The Technology for Autonomous Weapons Exists. What Now?

TLC (Teaching and Learning College)

The Technology for Autonomous Weapons Exists. What Now?

December 24, 2024 at 04:30PM

In 2017, the Future of Life Institute, a nonprofit committed to “reducing extreme risks from transformative technologies,” produced a seven-minute video titled “Slaughterbots.” In the video, an autonomous drone—loaded with three grams of explosive material and small enough to fit in the palm of your hand—takes flight. Using facial-recognition software, the drone targets a mannequin and then dives toward it, colliding with a sound like a gunshot and leaving a small hole in its forehead.

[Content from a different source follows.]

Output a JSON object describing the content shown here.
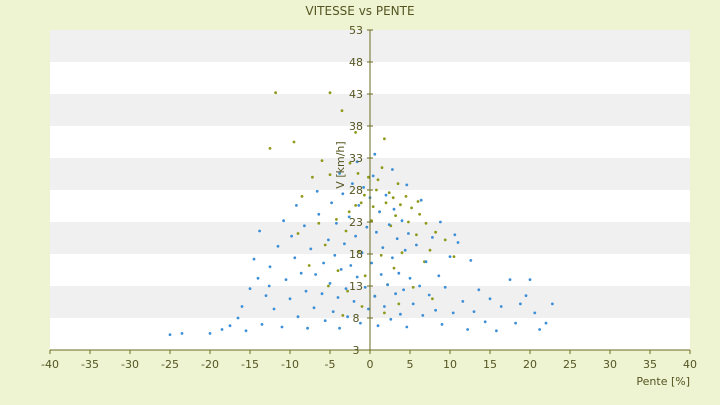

Though the video itself is a work of fiction, the technology, Sarah Scoles writes, “was already in the works . . . and there was no international treaty to deal with it.” Scoles traces the evolution of autonomous weapons and details the concerns—commercial, ethical, existential—already shaping a thriving industry.

The first potential use of a fully autonomous modern weapon was in Libya in 2020, when a drone may have self-directed to attack militia fighters, according to a United Nations report (though it is difficult to prove a human wasn’t in the loop somewhere). Since then, semi-autonomous weapons — with varying degrees of human involvement — have continued to appear on the battlefield: In Ukraine, autonomous drones are able to target people, although for the moment a human directs them to do so. In the ongoing conflict in Gaza, the Israel Defense Forces have reportedly used an AI-enabled data system called Lavender that chooses human targets based on behavioral patterns with “little human oversight,” according to an investigation by +972 Magazine and Local Call.

Much of the latest technological development is fueled by governments and companies eager to get ahead of the weapons race. That appears to be the case with a recent U.S. initiative called Replicator that aims to deploy thousands of small, inexpensive uncrewed vehicles: ships, aircraft, and anti-drone devices — potentially like those Fortem makes — by August 2025. “The technology is ready,” said Eric Pahon, spokesperson for the deputy secretary of defense, in an emailed comment.